Ein Wahlausschreiben wurde im Betrieb bekannt gemacht. Die entsprechenden Wahlunterlagen wurden den Arbeitnehmern vom Wahlvorstand persönlich übergeben. Dabei habe die Möglichkeit bestanden, den Stimmzettel sofort auszufüllen und mit dem Wahlumschlag an den Wahlvorstand zurückzugeben. Im Wahlausschreiben wurden unter anderem auch Datum und Uhrzeit der zweiten Wahlversammlung festgelegt und die Briefwahl für den gesamten Betrieb angeordnet. Diesbezüglich wurde vom Wahlvorstand auch festgelegt, dass die mittels Briefwahl abgegebenen Stimmen, spätestens eine Stunde vor Beginn der Wahlversammlung beim Wahlvorstand eingehen müssten. Einen Hinweis auf die Möglichkeit der nachträglichen schriftlichen Stimmabgabe gab es nicht. Des Weiteren wurde mit dem Wahlausschreiben bekannt gemacht, wie viele Betriebsratsmitglieder zu wählen sind. Dabei wurden zwei unterschiedliche Angaben gemacht. Zum einen wurde bekannt gemacht, dass drei und zum anderen, dass fünf Betriebsratsmitglieder zu wählen sind.

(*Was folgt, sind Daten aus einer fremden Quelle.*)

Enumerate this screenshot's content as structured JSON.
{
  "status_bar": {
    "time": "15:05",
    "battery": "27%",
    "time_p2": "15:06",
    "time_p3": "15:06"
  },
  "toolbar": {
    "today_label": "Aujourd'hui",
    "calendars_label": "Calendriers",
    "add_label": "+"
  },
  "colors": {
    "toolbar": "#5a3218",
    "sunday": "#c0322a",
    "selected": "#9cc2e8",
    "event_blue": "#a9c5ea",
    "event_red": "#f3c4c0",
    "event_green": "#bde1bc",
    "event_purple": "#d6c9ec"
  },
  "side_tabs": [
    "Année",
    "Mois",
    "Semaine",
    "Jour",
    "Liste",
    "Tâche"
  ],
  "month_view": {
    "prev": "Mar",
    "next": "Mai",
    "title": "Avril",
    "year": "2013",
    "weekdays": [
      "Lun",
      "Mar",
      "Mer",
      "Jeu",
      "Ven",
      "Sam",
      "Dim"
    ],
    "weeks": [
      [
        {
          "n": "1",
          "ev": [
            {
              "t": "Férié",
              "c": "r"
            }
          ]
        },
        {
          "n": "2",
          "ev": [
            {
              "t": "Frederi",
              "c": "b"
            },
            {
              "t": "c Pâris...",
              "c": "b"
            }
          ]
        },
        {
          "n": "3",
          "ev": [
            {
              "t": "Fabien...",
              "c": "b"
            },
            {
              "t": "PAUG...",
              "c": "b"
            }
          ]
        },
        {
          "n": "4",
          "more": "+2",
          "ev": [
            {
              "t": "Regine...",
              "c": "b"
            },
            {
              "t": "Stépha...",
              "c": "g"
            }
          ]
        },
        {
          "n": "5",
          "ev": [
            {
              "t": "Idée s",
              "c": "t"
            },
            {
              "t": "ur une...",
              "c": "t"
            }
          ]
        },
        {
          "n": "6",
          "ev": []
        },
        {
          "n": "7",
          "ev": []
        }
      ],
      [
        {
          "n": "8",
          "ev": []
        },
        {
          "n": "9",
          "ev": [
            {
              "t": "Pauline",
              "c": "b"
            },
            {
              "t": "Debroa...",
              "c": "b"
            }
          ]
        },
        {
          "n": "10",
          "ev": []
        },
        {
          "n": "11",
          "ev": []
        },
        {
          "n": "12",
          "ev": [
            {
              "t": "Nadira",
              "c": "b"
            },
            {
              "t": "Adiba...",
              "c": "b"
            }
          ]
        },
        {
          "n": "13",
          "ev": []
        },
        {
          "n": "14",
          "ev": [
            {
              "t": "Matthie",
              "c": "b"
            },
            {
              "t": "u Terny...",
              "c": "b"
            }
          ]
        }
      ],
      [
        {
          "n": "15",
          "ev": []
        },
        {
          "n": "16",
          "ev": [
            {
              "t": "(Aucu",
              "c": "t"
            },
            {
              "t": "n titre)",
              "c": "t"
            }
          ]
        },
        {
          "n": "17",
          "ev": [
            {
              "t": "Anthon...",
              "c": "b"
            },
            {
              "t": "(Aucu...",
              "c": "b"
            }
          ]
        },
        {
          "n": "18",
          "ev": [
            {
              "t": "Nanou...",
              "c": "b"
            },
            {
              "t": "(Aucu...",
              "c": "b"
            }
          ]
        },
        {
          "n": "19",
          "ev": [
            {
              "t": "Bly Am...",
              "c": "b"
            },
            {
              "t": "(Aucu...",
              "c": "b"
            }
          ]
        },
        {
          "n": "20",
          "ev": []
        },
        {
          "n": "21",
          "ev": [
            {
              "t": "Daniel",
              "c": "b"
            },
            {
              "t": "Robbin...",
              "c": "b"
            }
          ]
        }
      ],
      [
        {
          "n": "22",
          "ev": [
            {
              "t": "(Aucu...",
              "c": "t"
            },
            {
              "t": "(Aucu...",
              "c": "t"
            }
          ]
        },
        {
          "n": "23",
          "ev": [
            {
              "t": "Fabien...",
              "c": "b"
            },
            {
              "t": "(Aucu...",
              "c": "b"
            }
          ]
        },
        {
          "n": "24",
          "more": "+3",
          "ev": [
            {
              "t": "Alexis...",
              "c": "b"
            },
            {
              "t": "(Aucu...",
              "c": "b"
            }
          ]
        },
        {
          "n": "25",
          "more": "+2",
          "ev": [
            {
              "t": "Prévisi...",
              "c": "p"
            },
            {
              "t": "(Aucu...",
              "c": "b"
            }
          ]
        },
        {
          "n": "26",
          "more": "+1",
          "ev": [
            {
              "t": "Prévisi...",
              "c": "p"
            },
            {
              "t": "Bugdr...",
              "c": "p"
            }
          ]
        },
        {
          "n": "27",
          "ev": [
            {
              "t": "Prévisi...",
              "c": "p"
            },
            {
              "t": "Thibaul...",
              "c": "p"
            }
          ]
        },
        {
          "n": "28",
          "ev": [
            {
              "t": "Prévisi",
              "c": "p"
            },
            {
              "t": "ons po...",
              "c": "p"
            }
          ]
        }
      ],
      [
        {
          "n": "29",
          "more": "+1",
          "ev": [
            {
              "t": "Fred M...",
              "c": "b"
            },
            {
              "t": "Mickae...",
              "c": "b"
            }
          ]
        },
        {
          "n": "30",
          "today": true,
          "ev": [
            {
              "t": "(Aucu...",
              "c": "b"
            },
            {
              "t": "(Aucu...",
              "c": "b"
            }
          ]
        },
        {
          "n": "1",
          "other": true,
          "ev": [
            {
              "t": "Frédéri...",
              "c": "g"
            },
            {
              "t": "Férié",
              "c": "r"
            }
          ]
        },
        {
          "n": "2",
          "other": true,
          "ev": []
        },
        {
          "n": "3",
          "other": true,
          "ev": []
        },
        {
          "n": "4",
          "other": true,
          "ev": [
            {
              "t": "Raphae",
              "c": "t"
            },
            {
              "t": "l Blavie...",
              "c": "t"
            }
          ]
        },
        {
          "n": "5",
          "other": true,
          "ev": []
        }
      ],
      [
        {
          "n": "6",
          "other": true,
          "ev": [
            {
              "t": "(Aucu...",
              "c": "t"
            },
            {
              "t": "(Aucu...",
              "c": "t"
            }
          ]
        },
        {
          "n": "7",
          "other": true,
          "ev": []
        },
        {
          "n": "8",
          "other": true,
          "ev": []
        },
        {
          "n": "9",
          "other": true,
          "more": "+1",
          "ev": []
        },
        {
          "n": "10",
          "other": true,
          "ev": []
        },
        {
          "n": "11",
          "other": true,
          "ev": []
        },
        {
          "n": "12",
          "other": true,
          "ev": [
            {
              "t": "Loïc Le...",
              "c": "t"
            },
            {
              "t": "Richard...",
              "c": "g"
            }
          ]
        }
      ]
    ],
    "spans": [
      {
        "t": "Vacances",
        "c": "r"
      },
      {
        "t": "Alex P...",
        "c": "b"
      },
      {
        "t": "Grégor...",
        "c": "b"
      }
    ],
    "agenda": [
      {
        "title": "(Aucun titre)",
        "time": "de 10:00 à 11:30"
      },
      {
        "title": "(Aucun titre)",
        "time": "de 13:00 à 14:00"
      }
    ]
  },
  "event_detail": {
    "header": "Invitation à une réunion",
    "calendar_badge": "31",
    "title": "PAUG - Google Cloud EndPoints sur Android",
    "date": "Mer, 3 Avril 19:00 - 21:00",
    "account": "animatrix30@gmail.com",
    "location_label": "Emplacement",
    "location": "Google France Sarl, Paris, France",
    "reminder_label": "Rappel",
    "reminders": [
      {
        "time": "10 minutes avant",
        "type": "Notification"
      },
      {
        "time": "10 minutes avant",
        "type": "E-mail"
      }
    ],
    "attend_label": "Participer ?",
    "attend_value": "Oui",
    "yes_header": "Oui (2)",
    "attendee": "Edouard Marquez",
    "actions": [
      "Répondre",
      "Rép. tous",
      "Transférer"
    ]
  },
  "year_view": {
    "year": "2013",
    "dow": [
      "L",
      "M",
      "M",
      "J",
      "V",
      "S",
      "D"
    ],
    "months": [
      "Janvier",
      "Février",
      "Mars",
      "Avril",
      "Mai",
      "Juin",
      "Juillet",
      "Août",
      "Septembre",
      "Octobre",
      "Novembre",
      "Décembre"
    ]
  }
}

Die Wahl wurde nach dem vereinfachten Wahlverfahren durchgeführt. Es fand somit keine Verhältniswahl (Listenwahl) sondern eine Mehrheitswahl (Personenwahl) statt.

Das spätere Wahlergebnis wurde vom Wahlvorstand per MMS nur an diejenigen Arbeitnehmer versandt, von denen ihm die Mobilfunknummern bekannt waren. Eine anderweitige Bekanntmachung des Wahlergebnisses gab es nicht.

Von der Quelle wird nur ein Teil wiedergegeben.